The design of a compact integral medium size PWR

Integral reactors have been proposed in recent years as a means to eliminate loss of coolant events, and reduce the number of large vessels of a nuclear power plant. In this paper the focus on how to further increase the power that can be derived from a given vessel volume. The example is applied to the International Reactor Innovative and Secure (IRIS), a medium size, light water reactor rated at 1000 MWt. The IRIS is an integral design containing all pumps and steam generators along with a traditional PWR core inside the reactor vessel. IRIS was designed with 8 Once-Through Helically Coiled Steam Generators (OTHSG), located above the core, in an annular region between the riser and the pressure vessel wall. This work examines ideas to increase its power output in the same vessel size while maintaining or improving the safety margins. The combination of Printed Circuit Heat Exchangers (PCHE) and Internally and EXternally cooled Annular Fuel (IXAF) is proposed to implement such improvement in otherwise the reference IRIS design. Safety implications of such steam generator and fuel design changes for the same reactor size are examined, under both steady state and transients, using the RELAP5 and VIPRE codes.
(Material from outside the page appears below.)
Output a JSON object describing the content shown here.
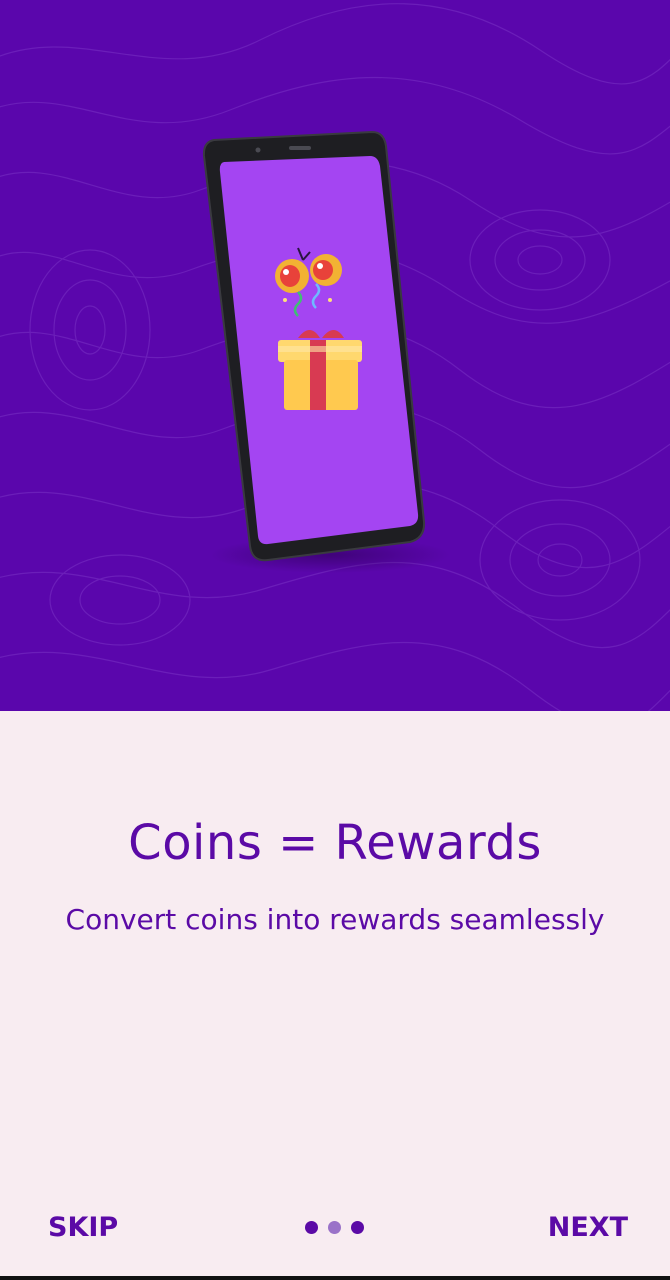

It is found that the IRIS reactor power can be increased by 50% by using the PCHE and IXAF. The proposed design is found to be less expensive per unit electric power produced, these improvements and analyses can be applied to any integral reactor design.

► We model the IRIS reactor in RELAP5 and VIPRE codes. ► We use Printed Circuit Heat Exchangers and internally and externally cooled fuel pins in IRIS. ► We increase the IRIS power by 50% and demonstrate adequate safety performance. ► We show significant potential gain in economics for any integral PWR reactor design.